Jails are issuing with duplicate MAC addresses. Once the MAC is fixed, jails are not automatically pulling IP addresses. The only fix has been to go into the shell and manually issue a dhclient <interface>.
Also, plugins are working only intermittently, often failing to start, and generating errors about being unable to locate JSON stuff.

I have 2 pools, one SSD and one disk (main).
My jails are on my SSD pool, which I would wipe/recreate for a new install.
My main pool is encrypted. I have saved the key and the recovery key.
If I reinstall FreeNAS, I'll need to import my main pool.

My googling on the subject has found only old bug reports, and link to FreeNAS docs. I have been unable to find anyone with this particular question/situation. According to the FreeNAS docs:

• Disks must be decrypted before import.
• Disks cannot be encrypted in-place. (point 10 in that link)

My take-away from the above links is that an encrypted pool

1. Can be exported, then imported,
2. Must be decrypted in the import process, and
3. Cannot be re-encrypted in place

I'm assuming that I've been an idiot, and am missing something obvious, as this seems like it couldn't be correct. I'm a fairly tech-savvy person, though I'm humble enough to admit that I've missed the obvious before.

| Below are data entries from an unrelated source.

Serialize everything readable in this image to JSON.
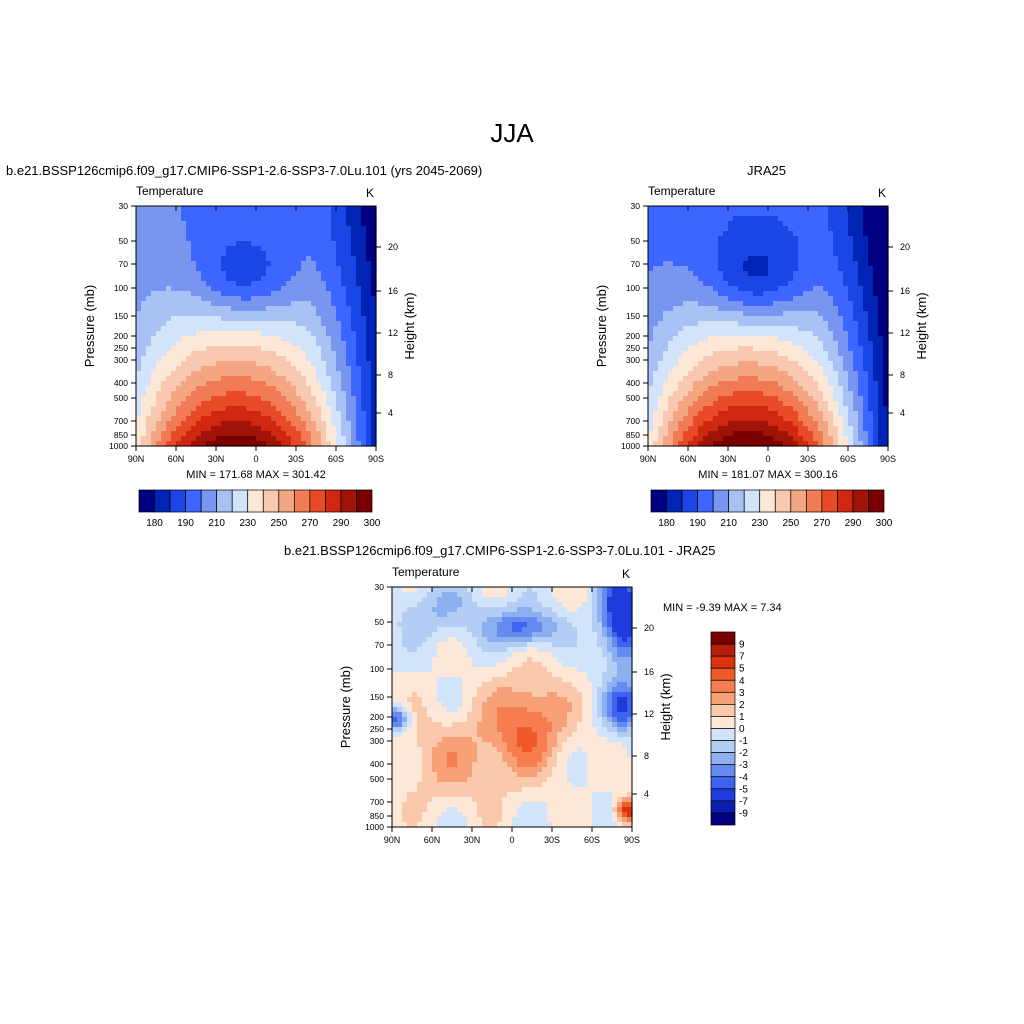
{
  "figure": {
    "season": "JJA"
  },
  "chart_data": [
    {
      "type": "heatmap",
      "id": "model",
      "title": "b.e21.BSSP126cmip6.f09_g17.CMIP6-SSP1-2.6-SSP3-7.0Lu.101 (yrs 2045-2069)",
      "left_title": "Temperature",
      "units": "K",
      "xlabel": "",
      "ylabel": "Pressure (mb)",
      "y2label": "Height (km)",
      "x_ticks": [
        "90N",
        "60N",
        "30N",
        "0",
        "30S",
        "60S",
        "90S"
      ],
      "y_ticks": [
        "30",
        "50",
        "70",
        "100",
        "150",
        "200",
        "250",
        "300",
        "400",
        "500",
        "700",
        "850",
        "1000"
      ],
      "y2_ticks": [
        "20",
        "16",
        "12",
        "8",
        "4"
      ],
      "stats": "MIN = 171.68  MAX = 301.42",
      "min": 171.68,
      "max": 301.42,
      "colorbar_labels": [
        "180",
        "190",
        "210",
        "230",
        "250",
        "270",
        "290",
        "300"
      ],
      "colorbar_colors": [
        "#000080",
        "#0025b4",
        "#1a46e6",
        "#3c66ff",
        "#7896f0",
        "#a8c2f5",
        "#d2e4fa",
        "#fde8d8",
        "#f8c8b0",
        "#f4a582",
        "#f07b55",
        "#e84a28",
        "#d02810",
        "#a01408",
        "#7a0000"
      ]
    },
    {
      "type": "heatmap",
      "id": "obs",
      "title": "JRA25",
      "left_title": "Temperature",
      "units": "K",
      "xlabel": "",
      "ylabel": "Pressure (mb)",
      "y2label": "Height (km)",
      "x_ticks": [
        "90N",
        "60N",
        "30N",
        "0",
        "30S",
        "60S",
        "90S"
      ],
      "y_ticks": [
        "30",
        "50",
        "70",
        "100",
        "150",
        "200",
        "250",
        "300",
        "400",
        "500",
        "700",
        "850",
        "1000"
      ],
      "y2_ticks": [
        "20",
        "16",
        "12",
        "8",
        "4"
      ],
      "stats": "MIN = 181.07  MAX = 300.16",
      "min": 181.07,
      "max": 300.16,
      "colorbar_labels": [
        "180",
        "190",
        "210",
        "230",
        "250",
        "270",
        "290",
        "300"
      ],
      "colorbar_colors": [
        "#000080",
        "#0025b4",
        "#1a46e6",
        "#3c66ff",
        "#7896f0",
        "#a8c2f5",
        "#d2e4fa",
        "#fde8d8",
        "#f8c8b0",
        "#f4a582",
        "#f07b55",
        "#e84a28",
        "#d02810",
        "#a01408",
        "#7a0000"
      ]
    },
    {
      "type": "heatmap",
      "id": "diff",
      "title": "b.e21.BSSP126cmip6.f09_g17.CMIP6-SSP1-2.6-SSP3-7.0Lu.101 - JRA25",
      "left_title": "Temperature",
      "units": "K",
      "xlabel": "",
      "ylabel": "Pressure (mb)",
      "y2label": "Height (km)",
      "x_ticks": [
        "90N",
        "60N",
        "30N",
        "0",
        "30S",
        "60S",
        "90S"
      ],
      "y_ticks": [
        "30",
        "50",
        "70",
        "100",
        "150",
        "200",
        "250",
        "300",
        "400",
        "500",
        "700",
        "850",
        "1000"
      ],
      "y2_ticks": [
        "20",
        "16",
        "12",
        "8",
        "4"
      ],
      "stats": "MIN =  -9.39  MAX =   7.34",
      "min": -9.39,
      "max": 7.34,
      "colorbar_labels": [
        "9",
        "7",
        "5",
        "4",
        "3",
        "2",
        "1",
        "0",
        "-1",
        "-2",
        "-3",
        "-4",
        "-5",
        "-7",
        "-9"
      ],
      "colorbar_colors": [
        "#7a0000",
        "#b41e0a",
        "#dc320f",
        "#f05a28",
        "#f57d50",
        "#f8a078",
        "#fac8aa",
        "#fde8d8",
        "#d2e4fa",
        "#b4cdf5",
        "#8caff0",
        "#648cf0",
        "#3c64f0",
        "#1e3cdc",
        "#0a1eb4",
        "#000082"
      ]
    }
  ]
}
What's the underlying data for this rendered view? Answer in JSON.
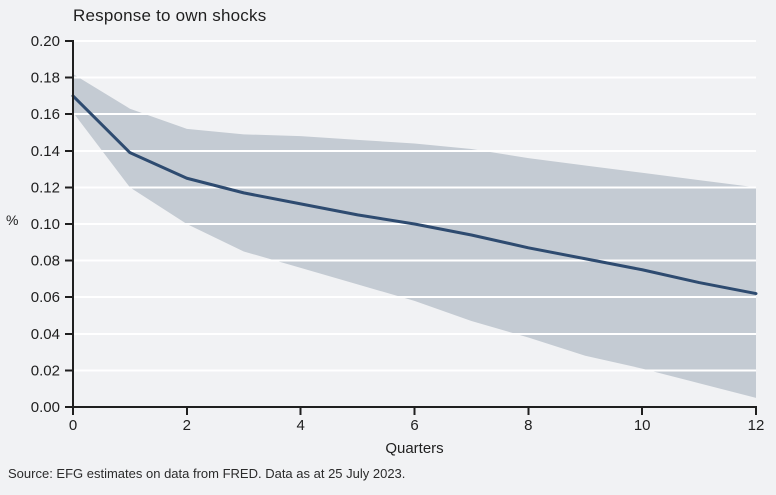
{
  "title": "Response to own shocks",
  "source": "Source: EFG estimates on data from FRED. Data as at 25 July 2023.",
  "colors": {
    "background": "#f1f2f4",
    "band": "#c4cbd3",
    "line": "#2e4b70",
    "axis": "#1f1f1f",
    "grid": "#ffffff",
    "tick_text": "#1f1f1f",
    "source_text": "#2b2b2b"
  },
  "chart_data": {
    "type": "line",
    "title": "Response to own shocks",
    "xlabel": "Quarters",
    "ylabel": "%",
    "x": [
      0,
      1,
      2,
      3,
      4,
      5,
      6,
      7,
      8,
      9,
      10,
      11,
      12
    ],
    "series": [
      {
        "name": "response",
        "values": [
          0.17,
          0.139,
          0.125,
          0.117,
          0.111,
          0.105,
          0.1,
          0.094,
          0.087,
          0.081,
          0.075,
          0.068,
          0.062
        ]
      },
      {
        "name": "band_upper",
        "values": [
          0.182,
          0.163,
          0.152,
          0.149,
          0.148,
          0.146,
          0.144,
          0.141,
          0.136,
          0.132,
          0.128,
          0.124,
          0.12
        ]
      },
      {
        "name": "band_lower",
        "values": [
          0.161,
          0.12,
          0.1,
          0.085,
          0.076,
          0.067,
          0.058,
          0.047,
          0.038,
          0.028,
          0.021,
          0.013,
          0.005
        ]
      }
    ],
    "xlim": [
      0,
      12
    ],
    "ylim": [
      0.0,
      0.2
    ],
    "x_ticks": {
      "values": [
        0,
        2,
        4,
        6,
        8,
        10,
        12
      ],
      "labels": [
        "0",
        "2",
        "4",
        "6",
        "8",
        "10",
        "12"
      ]
    },
    "y_ticks": {
      "values": [
        0,
        0.02,
        0.04,
        0.06,
        0.08,
        0.1,
        0.12,
        0.14,
        0.16,
        0.18,
        0.2
      ],
      "labels": [
        "0.00",
        "0.02",
        "0.04",
        "0.06",
        "0.08",
        "0.10",
        "0.12",
        "0.14",
        "0.16",
        "0.18",
        "0.20"
      ]
    },
    "grid": true,
    "legend": false
  }
}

All of the data currently on the system exists off of the system, so I could start over from the *very* beginning if I had to, but I'd rather not have to deal with re-transferring the 10TB of data I've already copied into the pool.

Someone please tell me that I'm wrong about the above limitations, and please let me know where I missed the correct answer.

 

[depasseg]

I never took "decrypt" to mean un-enecrypt. I thought it meant unlock. But I've never played with it.

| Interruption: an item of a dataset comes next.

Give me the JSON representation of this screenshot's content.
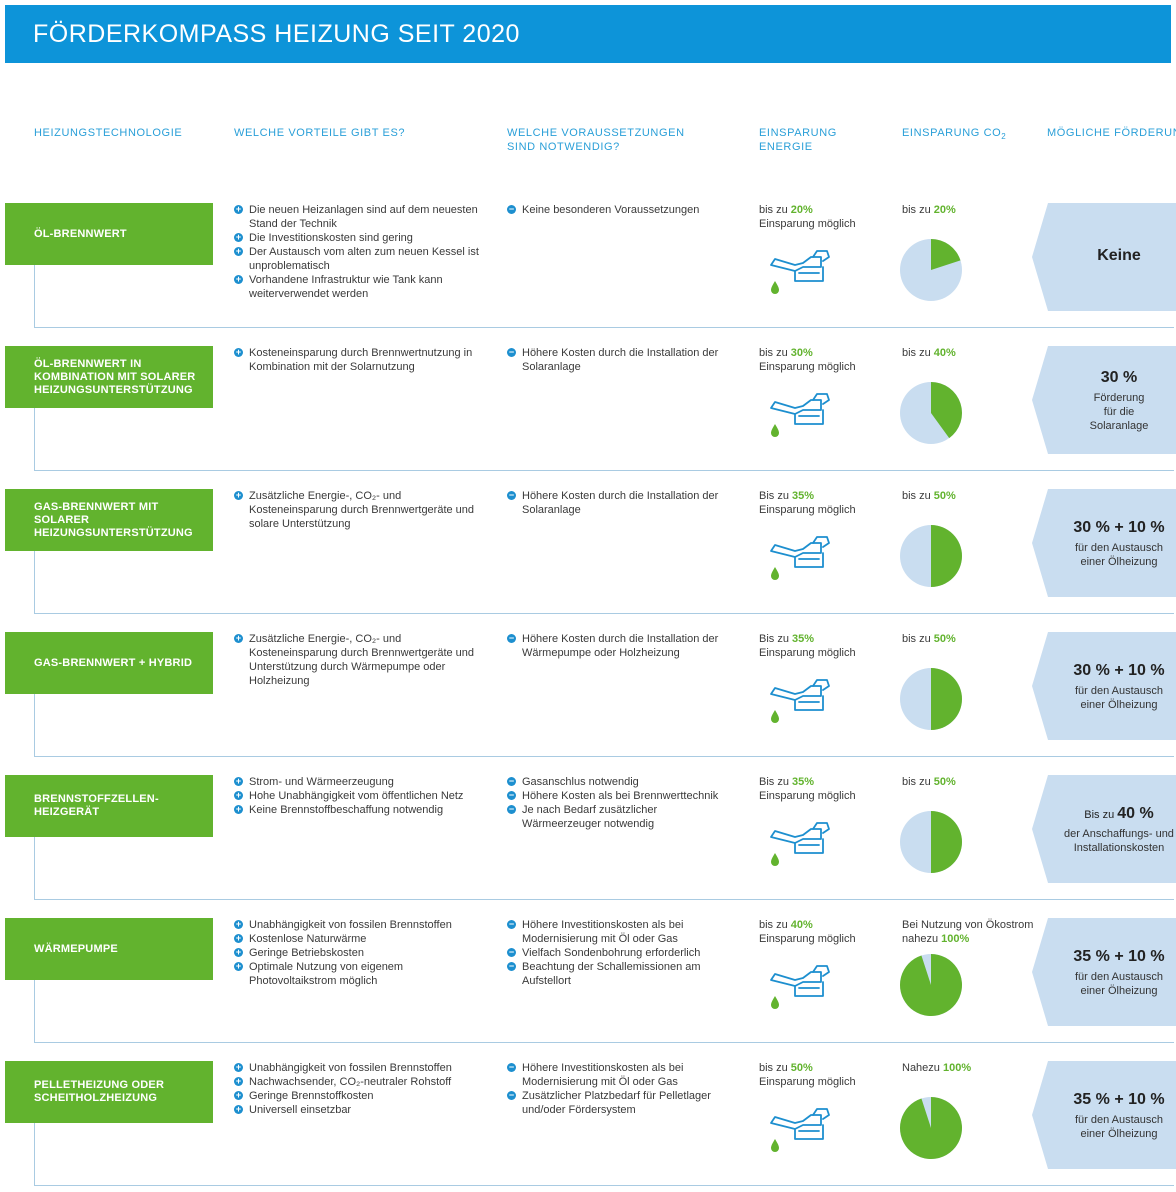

If it were me, once I decided to take the plunge, I would pull out my existing USB FreeNAS install and put it in a safe place, and do the fresh install on a fresh USB stick. This way, I could revert or refer to the previous install.

 

[scholztec]

I never took "decrypt" to mean un-enecrypt. I thought it meant unlock.

That's an interesting point - I never thought about it that way. I assumed that since the UI uses the term "unlock" in volume management, it would be consistent. This may have been a foolish assumption.

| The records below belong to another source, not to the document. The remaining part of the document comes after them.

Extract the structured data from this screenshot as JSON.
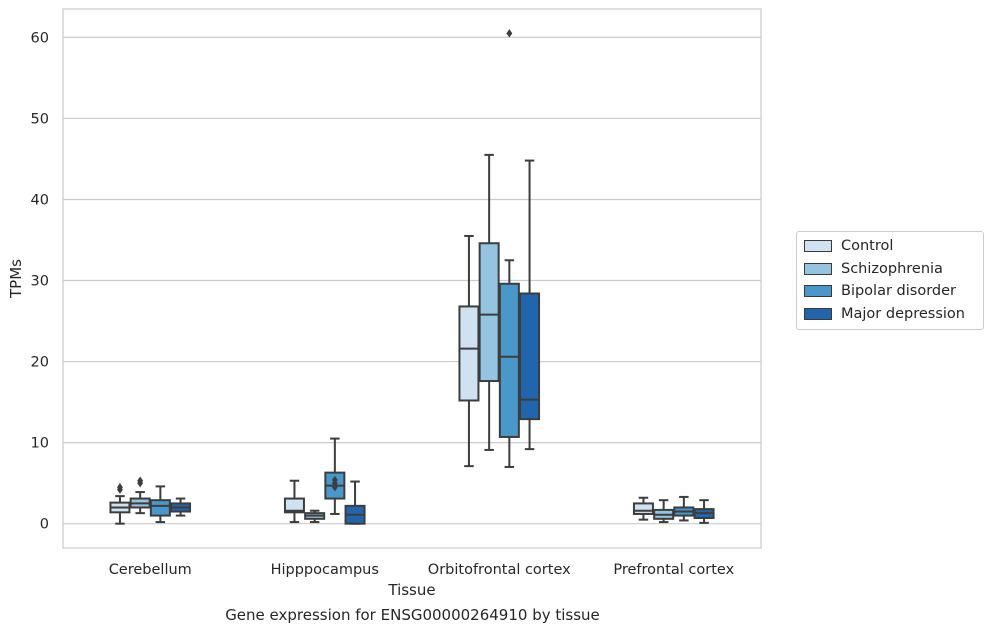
{
  "chart_data": {
    "type": "box",
    "title": "",
    "xlabel": "Tissue",
    "ylabel": "TPMs",
    "ylim": [
      -3,
      63.5
    ],
    "yticks": [
      0,
      10,
      20,
      30,
      40,
      50,
      60
    ],
    "grid": true,
    "legend_placement": "right, outside plot",
    "categories": [
      "Cerebellum",
      "Hipppocampus",
      "Orbitofrontal cortex",
      "Prefrontal cortex"
    ],
    "series": [
      {
        "name": "Control",
        "color": "#d0e1f2",
        "boxes": [
          {
            "whislo": 0.0,
            "q1": 1.4,
            "med": 2.0,
            "q3": 2.6,
            "whishi": 3.4,
            "fliers": [
              4.2,
              4.5
            ]
          },
          {
            "whislo": 0.2,
            "q1": 1.4,
            "med": 1.6,
            "q3": 3.1,
            "whishi": 5.3,
            "fliers": []
          },
          {
            "whislo": 7.1,
            "q1": 15.2,
            "med": 21.6,
            "q3": 26.8,
            "whishi": 35.5,
            "fliers": []
          },
          {
            "whislo": 0.5,
            "q1": 1.2,
            "med": 1.6,
            "q3": 2.5,
            "whishi": 3.2,
            "fliers": []
          }
        ]
      },
      {
        "name": "Schizophrenia",
        "color": "#94c4df",
        "boxes": [
          {
            "whislo": 1.3,
            "q1": 2.0,
            "med": 2.5,
            "q3": 3.1,
            "whishi": 3.9,
            "fliers": [
              5.0,
              5.3
            ]
          },
          {
            "whislo": 0.2,
            "q1": 0.6,
            "med": 1.0,
            "q3": 1.3,
            "whishi": 1.6,
            "fliers": []
          },
          {
            "whislo": 9.1,
            "q1": 17.6,
            "med": 25.8,
            "q3": 34.6,
            "whishi": 45.5,
            "fliers": []
          },
          {
            "whislo": 0.2,
            "q1": 0.6,
            "med": 1.1,
            "q3": 1.7,
            "whishi": 2.9,
            "fliers": []
          }
        ]
      },
      {
        "name": "Bipolar disorder",
        "color": "#4a98c9",
        "boxes": [
          {
            "whislo": 0.2,
            "q1": 1.0,
            "med": 2.2,
            "q3": 2.9,
            "whishi": 4.6,
            "fliers": []
          },
          {
            "whislo": 1.2,
            "q1": 3.1,
            "med": 4.7,
            "q3": 6.3,
            "whishi": 10.5,
            "fliers": [
              4.5,
              5.0,
              5.4
            ]
          },
          {
            "whislo": 7.0,
            "q1": 10.7,
            "med": 20.6,
            "q3": 29.6,
            "whishi": 32.5,
            "fliers": [
              60.5
            ]
          },
          {
            "whislo": 0.4,
            "q1": 1.0,
            "med": 1.5,
            "q3": 2.0,
            "whishi": 3.3,
            "fliers": []
          }
        ]
      },
      {
        "name": "Major depression",
        "color": "#2166ac",
        "boxes": [
          {
            "whislo": 1.0,
            "q1": 1.5,
            "med": 2.0,
            "q3": 2.5,
            "whishi": 3.1,
            "fliers": []
          },
          {
            "whislo": 0.0,
            "q1": 0.0,
            "med": 1.1,
            "q3": 2.2,
            "whishi": 5.2,
            "fliers": []
          },
          {
            "whislo": 9.2,
            "q1": 12.9,
            "med": 15.3,
            "q3": 28.4,
            "whishi": 44.8,
            "fliers": []
          },
          {
            "whislo": 0.1,
            "q1": 0.7,
            "med": 1.3,
            "q3": 1.8,
            "whishi": 2.9,
            "fliers": []
          }
        ]
      }
    ]
  },
  "caption": "Gene expression for ENSG00000264910 by tissue"
}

If it were me, once I decided to take the plunge, I would pull out my existing USB FreeNAS install and put it in a safe place, and do the fresh install on a fresh USB stick. This way, I could revert or refer to the previous install.

I hadn't thought about that either. I installed my system to a SATA DOM, so I suppose I could remove the DOM and test re-installing on a USB stick. If it works, I can reinstall on the DOM.

Thanks for the suggestions! I'm interested to know if anyone else has knowledge of this. If this is just an issue of semantics, then it's not much of an issue at all.

 

[Ericloewe]

Must be decrypted in the import process, and

Opened, not converted into a non-encrypted pool.

 

[Ericloewe]

Opened, not converted into a non-encrypted pool.

huh, ninja'd by 20 minutes... That's a new low, XenForo.

 

[scholztec]

Happy to report that you *can* import a pool and keep encryption. This turns out just to be a semantics issue.

I'm considering filing a feature request to have consistency in the UI and documentation. In volume management, this process is referred to as "locking" or "unlocking" the drive. "Encryption" and "decryption" refer to altering the data physically on the disks.

Any thoughts about whether this would be a reasonable request?

 

[depasseg]

Makes sense to me. @dlavigne ?

 

[scholztec]

Thanks everyone for the help with this. Posted as a feature request to update UI and documentation https://bugs.pcbsd.org/issues/15088

Hopefully, I'm not the only idiot who was confused by this, but at least there's now info about it.